Academy Awards stir up controversy

Alex Schneider, Reporter

Hang on for a minute...we're trying to find some more stories you might like.


Email This Story






Compared to the boycotting of last year’s Academy Awards due to the lack of diversity in its nominees, this year’s awards definitely welcomed everyone from the announcers to the audience, making it much more “colorful” in more ways than one. The 2017 Oscars had plenty of diversity from white and black nominees and other races as well. It was filled with “firsts” and as has been the trend of late, many actors used the night as a chance to speak their minds.

Diversity in the Oscars

The first winner of the night for Best Actor in a Supporting Role was Mahershala Ali for “Moonlight;” he is the first Muslim actor to win an Oscar. Later in the evening, the award for Best Actress in a Supporting Role went to African American Viola Davis.

Over the past 89 years of the Academy Awards and out of 1,778 nominees, only 134 blacks have been nominated and out of that, only 36 have won an Oscar. It took 13 Academy Awards before the first Black actor won an Oscar. In 1940, Hattie McDaniel was the first black actress to ever win the Oscar for Best Supporting Actress for her role in “Gone with the Wind.”

Politics

In addition to the rainbow that was the 2017 Oscars, entertainers’ personal thoughts showed through. The Academy President Cherly Boone went on stage to address the change from last year’s Oscars to this year’s Oscars. In her speech, she brought attention to the acceptance and diversity by saying, “Tonight is proof that art has no borders, art has no single language, and art does not belong to a single faith.”

While Gael Garcia Bernal alongside Hailee Steinfeld presented the Oscar for Best Animated Feature Film, Bernal brought up President Trump’s wall plan by stating “As a Mexican, as a Latin American, as a migrant worker, as a human being, I am against any form of wall that wants to separate us.”

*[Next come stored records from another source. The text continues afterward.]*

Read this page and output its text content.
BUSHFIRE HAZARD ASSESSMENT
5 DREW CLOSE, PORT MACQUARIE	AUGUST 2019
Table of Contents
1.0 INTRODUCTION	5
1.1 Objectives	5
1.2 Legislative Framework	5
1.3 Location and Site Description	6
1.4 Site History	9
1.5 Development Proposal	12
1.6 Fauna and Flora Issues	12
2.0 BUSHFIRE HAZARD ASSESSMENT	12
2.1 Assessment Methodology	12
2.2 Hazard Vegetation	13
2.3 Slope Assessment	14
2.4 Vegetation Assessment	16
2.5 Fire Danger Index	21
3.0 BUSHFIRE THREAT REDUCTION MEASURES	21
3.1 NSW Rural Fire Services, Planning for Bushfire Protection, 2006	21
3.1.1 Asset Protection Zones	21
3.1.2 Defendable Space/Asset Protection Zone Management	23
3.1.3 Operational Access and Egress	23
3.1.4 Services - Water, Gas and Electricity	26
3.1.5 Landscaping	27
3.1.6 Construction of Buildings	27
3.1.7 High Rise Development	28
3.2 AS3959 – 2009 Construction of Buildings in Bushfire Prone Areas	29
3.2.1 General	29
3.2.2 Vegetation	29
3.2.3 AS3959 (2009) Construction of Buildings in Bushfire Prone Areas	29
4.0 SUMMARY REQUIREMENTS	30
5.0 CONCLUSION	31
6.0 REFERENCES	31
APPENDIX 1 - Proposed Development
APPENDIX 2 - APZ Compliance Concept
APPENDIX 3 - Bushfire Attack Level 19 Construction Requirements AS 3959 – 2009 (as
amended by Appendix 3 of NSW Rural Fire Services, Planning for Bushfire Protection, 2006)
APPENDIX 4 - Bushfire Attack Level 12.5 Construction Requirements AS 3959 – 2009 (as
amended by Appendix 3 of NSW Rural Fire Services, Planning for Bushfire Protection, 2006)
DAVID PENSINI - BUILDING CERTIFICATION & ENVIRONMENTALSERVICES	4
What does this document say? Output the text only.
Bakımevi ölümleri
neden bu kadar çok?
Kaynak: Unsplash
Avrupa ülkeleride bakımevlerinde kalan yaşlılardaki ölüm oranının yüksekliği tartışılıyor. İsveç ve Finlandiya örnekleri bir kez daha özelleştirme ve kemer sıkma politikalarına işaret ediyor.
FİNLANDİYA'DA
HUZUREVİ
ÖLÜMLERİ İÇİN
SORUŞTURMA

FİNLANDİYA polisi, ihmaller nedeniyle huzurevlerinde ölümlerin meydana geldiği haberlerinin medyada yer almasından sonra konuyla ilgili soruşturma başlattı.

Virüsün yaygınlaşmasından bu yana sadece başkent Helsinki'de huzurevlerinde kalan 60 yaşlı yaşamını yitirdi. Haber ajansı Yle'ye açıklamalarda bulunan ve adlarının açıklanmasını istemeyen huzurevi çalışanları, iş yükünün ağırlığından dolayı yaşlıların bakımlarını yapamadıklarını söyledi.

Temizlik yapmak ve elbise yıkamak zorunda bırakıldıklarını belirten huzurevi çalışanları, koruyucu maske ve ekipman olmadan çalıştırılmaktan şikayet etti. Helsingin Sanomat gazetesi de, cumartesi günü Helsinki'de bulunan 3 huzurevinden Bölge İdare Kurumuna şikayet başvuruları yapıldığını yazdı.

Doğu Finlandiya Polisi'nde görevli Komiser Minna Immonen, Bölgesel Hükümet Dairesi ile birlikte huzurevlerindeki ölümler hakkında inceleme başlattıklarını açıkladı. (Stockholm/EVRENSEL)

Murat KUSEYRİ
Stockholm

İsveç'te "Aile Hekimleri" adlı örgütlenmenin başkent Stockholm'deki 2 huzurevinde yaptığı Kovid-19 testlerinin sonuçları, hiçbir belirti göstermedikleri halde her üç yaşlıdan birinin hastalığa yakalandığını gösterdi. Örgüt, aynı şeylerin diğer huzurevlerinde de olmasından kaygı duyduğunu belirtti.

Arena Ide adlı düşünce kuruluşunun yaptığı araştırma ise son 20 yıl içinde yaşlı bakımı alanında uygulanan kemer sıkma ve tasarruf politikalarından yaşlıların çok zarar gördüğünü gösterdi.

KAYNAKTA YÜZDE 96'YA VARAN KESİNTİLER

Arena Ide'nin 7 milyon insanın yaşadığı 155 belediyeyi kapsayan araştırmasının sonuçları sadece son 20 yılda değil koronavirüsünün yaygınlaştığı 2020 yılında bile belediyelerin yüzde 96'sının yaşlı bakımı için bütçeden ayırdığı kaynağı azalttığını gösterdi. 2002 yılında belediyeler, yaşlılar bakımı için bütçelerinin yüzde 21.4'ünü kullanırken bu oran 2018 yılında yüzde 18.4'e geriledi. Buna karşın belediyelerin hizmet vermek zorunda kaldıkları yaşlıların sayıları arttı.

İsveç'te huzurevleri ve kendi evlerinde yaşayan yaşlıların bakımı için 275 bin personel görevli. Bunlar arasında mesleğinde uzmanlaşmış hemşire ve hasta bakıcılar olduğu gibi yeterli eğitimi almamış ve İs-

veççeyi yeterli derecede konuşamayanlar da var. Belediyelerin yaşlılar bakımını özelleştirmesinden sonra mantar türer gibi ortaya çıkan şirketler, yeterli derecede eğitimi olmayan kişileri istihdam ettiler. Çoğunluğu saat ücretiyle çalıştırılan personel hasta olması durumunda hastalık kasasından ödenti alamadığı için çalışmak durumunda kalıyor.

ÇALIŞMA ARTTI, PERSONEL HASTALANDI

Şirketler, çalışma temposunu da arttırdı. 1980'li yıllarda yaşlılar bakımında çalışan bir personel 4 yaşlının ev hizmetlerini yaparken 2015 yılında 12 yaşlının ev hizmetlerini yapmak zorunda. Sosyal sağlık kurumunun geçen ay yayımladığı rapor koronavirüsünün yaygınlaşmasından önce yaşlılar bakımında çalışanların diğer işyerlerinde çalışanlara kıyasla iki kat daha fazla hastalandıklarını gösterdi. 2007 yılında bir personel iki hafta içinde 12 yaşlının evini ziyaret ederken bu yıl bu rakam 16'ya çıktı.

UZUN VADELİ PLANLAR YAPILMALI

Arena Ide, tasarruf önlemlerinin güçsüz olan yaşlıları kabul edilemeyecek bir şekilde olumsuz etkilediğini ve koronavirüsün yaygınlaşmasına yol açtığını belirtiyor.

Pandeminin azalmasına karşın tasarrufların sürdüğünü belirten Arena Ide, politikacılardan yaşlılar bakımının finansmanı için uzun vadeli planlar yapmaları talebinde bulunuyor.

The biggest political scandal of the night was when Iranian filmmaker Asghar Farhadi won the award for Best Foreign Language for his movie “The Salesman.” However, Farhadi didn’t attend the Oscars due to his protest against Trump’s Travel Ban. When his name was called, Anousheh Ansari took the stage to accept his award for him and read a prewritten speech from Farhadi. Within the speech Farhadi wrote, “My absence is out of respect for the people of my country and those of the other six nations who have been disrespected by the inhumane law that bans entry of immigrants to the U.S.”

Interesting Blunders

The last category of the night was Best Picture, which was mistakenly awarded to “La La Land” but was quickly fixed and awarded to “Moonlight;” this was the first big mistake by the Academy in 89 years. The stage was filled by both casts and crew of both movies. During the second round of speeches made by the correct winners, “Moonlight” director Barry Jenkins goes deep into his speech to let all races know that they are safe, “All you people out there who feel like there’s no mirror for you, that your life is not reflected, the Academy has your back; the ACLU has your back; we have your back; and for the next four years, we will not leave you alone. We will not forget you.”